Hij haalde Luuk zachtjes naar zich toe en moest plotseling aan Thijs Duivendrecht denken, van wie men hier zeker wist dat hij pedofiel was. Hij had de praatjes nooit geloofd. Luuk verzette zich niet tegen de aanraking en stortte zich tegen zijn rechterschouder. Gerda had haar hand al teruggetrokken.
'Luuk, ze denken dat je niet helemaal eerlijk bent over de dingen die alleen jij kunt zien of horen.'
'Dat ben ik wel,' snikte de jongen.
'Misschien moet je toch nog iets beter je best doen.'
'Ik kan het niet.'
'Wat kun je niet?'
'Zien wat zij willen zien.'
'Wat zij willen dat jíj ziet, bedoel je?'
'Zij willen het zien.
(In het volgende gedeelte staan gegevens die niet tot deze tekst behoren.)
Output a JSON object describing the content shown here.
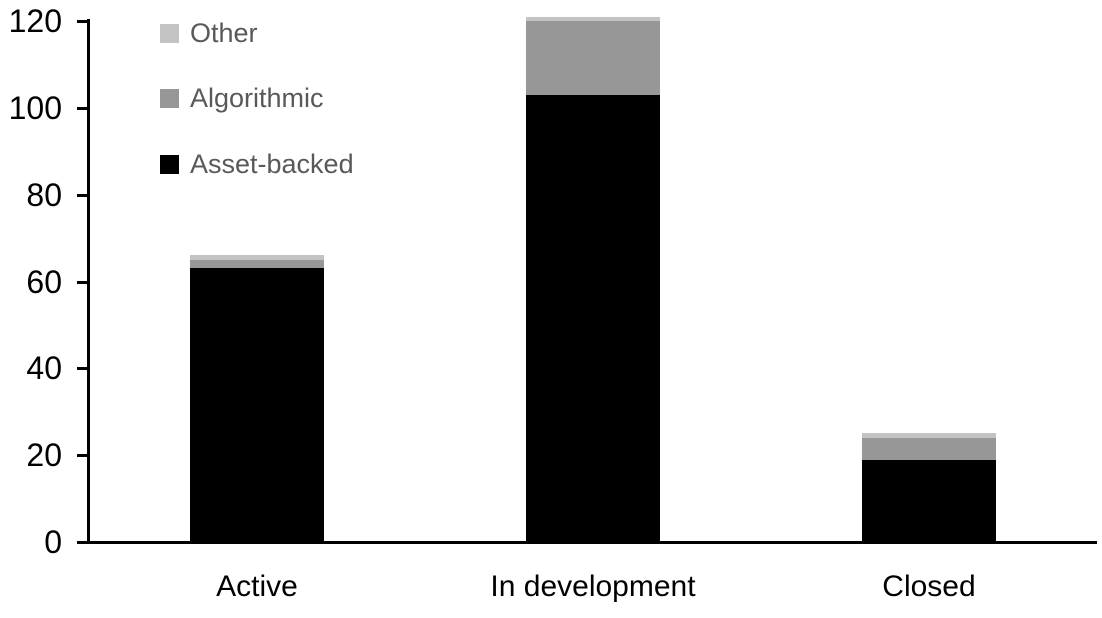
{
  "chart_data": {
    "type": "bar",
    "stacked": true,
    "title": "",
    "xlabel": "",
    "ylabel": "",
    "categories": [
      "Active",
      "In development",
      "Closed"
    ],
    "series": [
      {
        "name": "Asset-backed",
        "color": "#000000",
        "values": [
          63,
          103,
          19
        ]
      },
      {
        "name": "Algorithmic",
        "color": "#979797",
        "values": [
          2,
          17,
          5
        ]
      },
      {
        "name": "Other",
        "color": "#c3c3c3",
        "values": [
          1,
          1,
          1
        ]
      }
    ],
    "legend_order": [
      "Other",
      "Algorithmic",
      "Asset-backed"
    ],
    "legend_position": "top-left",
    "ylim": [
      0,
      120
    ],
    "yticks": [
      0,
      20,
      40,
      60,
      80,
      100,
      120
    ],
    "grid": false
  },
  "style": {
    "axis_color": "#000000",
    "tick_label_color": "#000000",
    "legend_text_color": "#595959",
    "background": "#ffffff"
  }
}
Maar ik kan het niet laten zien.'
'Ze willen dat je hen helpt, ze hoeven niet precies te zien wat jij ziet. Dat kan niet, nee.'
'Ik kan het niet!' Het ventje snikte en schudde. Het huilen ging over in lange uithalen, die eindigden met een piepje dat onder andere omstandigheden komisch had kunnen zijn.
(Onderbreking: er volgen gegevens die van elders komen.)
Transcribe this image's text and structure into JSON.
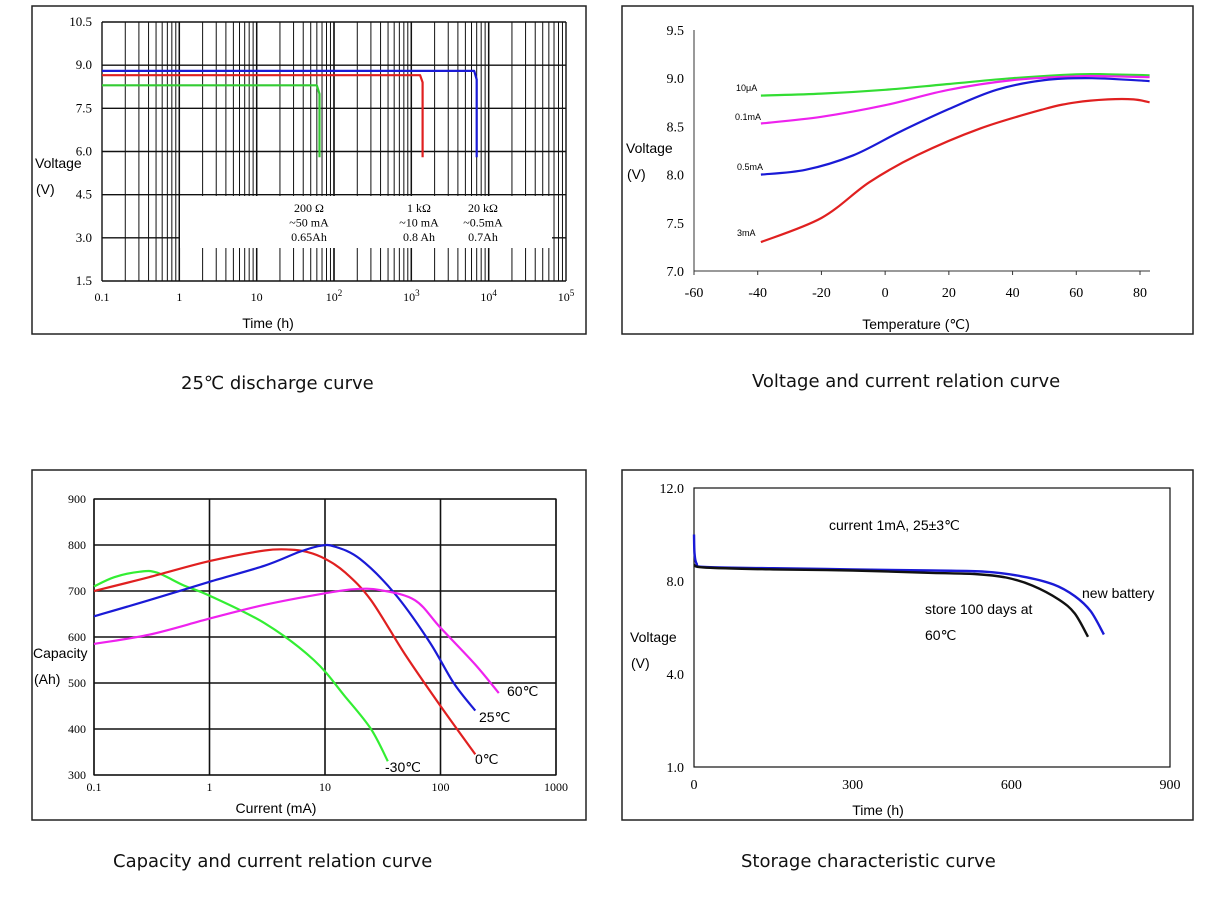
{
  "chart_data": [
    {
      "id": "discharge",
      "type": "line",
      "title": "25℃ discharge curve",
      "xlabel": "Time (h)",
      "ylabel": "Voltage (V)",
      "xscale": "log",
      "xlim": [
        0.1,
        100000
      ],
      "ylim": [
        1.5,
        10.5
      ],
      "xticks": [
        {
          "v": 0.1,
          "label": "0.1",
          "sup": ""
        },
        {
          "v": 1,
          "label": "1",
          "sup": ""
        },
        {
          "v": 10,
          "label": "10",
          "sup": ""
        },
        {
          "v": 100,
          "label": "10",
          "sup": "2"
        },
        {
          "v": 1000,
          "label": "10",
          "sup": "3"
        },
        {
          "v": 10000,
          "label": "10",
          "sup": "4"
        },
        {
          "v": 100000,
          "label": "10",
          "sup": "5"
        }
      ],
      "yticks": [
        "1.5",
        "3.0",
        "4.5",
        "6.0",
        "7.5",
        "9.0",
        "10.5"
      ],
      "series": [
        {
          "name": "200 Ω",
          "color": "#33cc33",
          "points": [
            [
              0.1,
              8.3
            ],
            [
              60,
              8.3
            ],
            [
              65,
              8.0
            ],
            [
              65,
              5.8
            ]
          ]
        },
        {
          "name": "1 kΩ",
          "color": "#e02020",
          "points": [
            [
              0.1,
              8.65
            ],
            [
              1300,
              8.65
            ],
            [
              1400,
              8.4
            ],
            [
              1400,
              5.8
            ]
          ]
        },
        {
          "name": "20 kΩ",
          "color": "#1a1ad6",
          "points": [
            [
              0.1,
              8.8
            ],
            [
              6500,
              8.8
            ],
            [
              7000,
              8.5
            ],
            [
              7000,
              5.8
            ]
          ]
        }
      ],
      "annotations": [
        {
          "lines": [
            "200 Ω",
            "~50 mA",
            "0.65Ah"
          ]
        },
        {
          "lines": [
            "1 kΩ",
            "~10 mA",
            "0.8 Ah"
          ]
        },
        {
          "lines": [
            "20 kΩ",
            "~0.5mA",
            "0.7Ah"
          ]
        }
      ]
    },
    {
      "id": "voltage_temperature",
      "type": "line",
      "title": "Voltage and current relation curve",
      "xlabel": "Temperature (℃)",
      "ylabel": "Voltage (V)",
      "xlim": [
        -60,
        85
      ],
      "ylim": [
        7.0,
        9.5
      ],
      "xticks": [
        "-60",
        "-40",
        "-20",
        "0",
        "20",
        "40",
        "60",
        "80"
      ],
      "yticks": [
        "7.0",
        "7.5",
        "8.0",
        "8.5",
        "9.0",
        "9.5"
      ],
      "series": [
        {
          "name": "10μA",
          "color": "#33dd33",
          "points": [
            [
              -39,
              8.82
            ],
            [
              -20,
              8.84
            ],
            [
              0,
              8.88
            ],
            [
              20,
              8.94
            ],
            [
              40,
              9.0
            ],
            [
              60,
              9.04
            ],
            [
              70,
              9.04
            ],
            [
              83,
              9.03
            ]
          ]
        },
        {
          "name": "0.1mA",
          "color": "#ee22ee",
          "points": [
            [
              -39,
              8.53
            ],
            [
              -20,
              8.6
            ],
            [
              0,
              8.72
            ],
            [
              20,
              8.88
            ],
            [
              40,
              8.98
            ],
            [
              60,
              9.02
            ],
            [
              70,
              9.02
            ],
            [
              83,
              9.01
            ]
          ]
        },
        {
          "name": "0.5mA",
          "color": "#1a1ad6",
          "points": [
            [
              -39,
              8.0
            ],
            [
              -25,
              8.05
            ],
            [
              -10,
              8.2
            ],
            [
              5,
              8.45
            ],
            [
              20,
              8.68
            ],
            [
              35,
              8.88
            ],
            [
              50,
              8.98
            ],
            [
              65,
              9.0
            ],
            [
              83,
              8.97
            ]
          ]
        },
        {
          "name": "3mA",
          "color": "#e02020",
          "points": [
            [
              -39,
              7.3
            ],
            [
              -20,
              7.55
            ],
            [
              -5,
              7.92
            ],
            [
              10,
              8.2
            ],
            [
              30,
              8.48
            ],
            [
              50,
              8.68
            ],
            [
              60,
              8.75
            ],
            [
              70,
              8.78
            ],
            [
              78,
              8.78
            ],
            [
              83,
              8.75
            ]
          ]
        }
      ]
    },
    {
      "id": "capacity_current",
      "type": "line",
      "title": "Capacity and current relation curve",
      "xlabel": "Current (mA)",
      "ylabel": "Capacity (Ah)",
      "xscale": "log",
      "xlim": [
        0.1,
        1000
      ],
      "ylim": [
        300,
        900
      ],
      "xticks": [
        "0.1",
        "1",
        "10",
        "100",
        "1000"
      ],
      "yticks": [
        "300",
        "400",
        "500",
        "600",
        "700",
        "800",
        "900"
      ],
      "series": [
        {
          "name": "-30℃",
          "color": "#33ee33",
          "points": [
            [
              0.1,
              710
            ],
            [
              0.15,
              730
            ],
            [
              0.25,
              742
            ],
            [
              0.35,
              740
            ],
            [
              0.6,
              712
            ],
            [
              1,
              690
            ],
            [
              3,
              630
            ],
            [
              8,
              550
            ],
            [
              15,
              470
            ],
            [
              25,
              400
            ],
            [
              35,
              330
            ]
          ]
        },
        {
          "name": "0℃",
          "color": "#e02020",
          "points": [
            [
              0.1,
              700
            ],
            [
              0.3,
              730
            ],
            [
              1,
              765
            ],
            [
              3,
              788
            ],
            [
              5,
              790
            ],
            [
              7,
              785
            ],
            [
              10,
              770
            ],
            [
              15,
              740
            ],
            [
              25,
              680
            ],
            [
              50,
              560
            ],
            [
              100,
              450
            ],
            [
              200,
              345
            ]
          ]
        },
        {
          "name": "25℃",
          "color": "#1a1ad6",
          "points": [
            [
              0.1,
              645
            ],
            [
              0.3,
              680
            ],
            [
              1,
              720
            ],
            [
              3,
              755
            ],
            [
              6,
              785
            ],
            [
              9,
              798
            ],
            [
              12,
              797
            ],
            [
              20,
              770
            ],
            [
              40,
              695
            ],
            [
              80,
              590
            ],
            [
              130,
              500
            ],
            [
              200,
              440
            ]
          ]
        },
        {
          "name": "60℃",
          "color": "#ee22ee",
          "points": [
            [
              0.1,
              585
            ],
            [
              0.3,
              605
            ],
            [
              1,
              640
            ],
            [
              3,
              670
            ],
            [
              10,
              695
            ],
            [
              18,
              704
            ],
            [
              30,
              702
            ],
            [
              60,
              680
            ],
            [
              100,
              620
            ],
            [
              200,
              540
            ],
            [
              320,
              478
            ]
          ]
        }
      ]
    },
    {
      "id": "storage",
      "type": "line",
      "title": "Storage characteristic curve",
      "xlabel": "Time (h)",
      "ylabel": "Voltage (V)",
      "xlim": [
        0,
        900
      ],
      "ylim": [
        1.0,
        12.0
      ],
      "xticks": [
        "0",
        "300",
        "600",
        "900"
      ],
      "yticks": [
        "1.0",
        "4.0",
        "8.0",
        "12.0"
      ],
      "ytick_values": [
        1.0,
        4.0,
        8.0,
        12.0
      ],
      "annotation": "current 1mA, 25±3℃",
      "series": [
        {
          "name": "new battery",
          "color": "#1a1ad6",
          "points": [
            [
              0,
              10.0
            ],
            [
              1,
              9.2
            ],
            [
              5,
              8.75
            ],
            [
              20,
              8.6
            ],
            [
              150,
              8.55
            ],
            [
              300,
              8.5
            ],
            [
              450,
              8.45
            ],
            [
              550,
              8.4
            ],
            [
              620,
              8.2
            ],
            [
              680,
              7.85
            ],
            [
              720,
              7.35
            ],
            [
              750,
              6.7
            ],
            [
              775,
              5.7
            ]
          ]
        },
        {
          "name": "store 100 days at 60℃",
          "label_lines": [
            "store 100 days at",
            "60℃"
          ],
          "color": "#111111",
          "points": [
            [
              0,
              8.7
            ],
            [
              20,
              8.58
            ],
            [
              150,
              8.5
            ],
            [
              300,
              8.45
            ],
            [
              450,
              8.35
            ],
            [
              530,
              8.3
            ],
            [
              590,
              8.15
            ],
            [
              640,
              7.8
            ],
            [
              690,
              7.2
            ],
            [
              720,
              6.6
            ],
            [
              745,
              5.6
            ]
          ]
        }
      ]
    }
  ],
  "captions": {
    "discharge": "25℃ discharge curve",
    "voltage_temperature": "Voltage and current relation curve",
    "capacity_current": "Capacity and current relation curve",
    "storage": "Storage characteristic curve"
  },
  "axis_text": {
    "discharge_ylabel_1": "Voltage",
    "discharge_ylabel_2": "(V)",
    "voltage_temperature_ylabel_1": "Voltage",
    "voltage_temperature_ylabel_2": "(V)",
    "capacity_current_ylabel_1": "Capacity",
    "capacity_current_ylabel_2": "(Ah)",
    "storage_ylabel_1": "Voltage",
    "storage_ylabel_2": "(V)"
  }
}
John kwam aanlopen en trok Luuk ruw van hem weg.
'Don't do that!' zei hij.
De deur vloog open en nog twee bewakers kwamen binnenstuiven. De ene trok Barend achterover, de andere haalde Gerda weg van Luuk. Hij voelde een klap op zijn linkeroor, hoorde een hoge fluittoon en viel een groot niets binnen.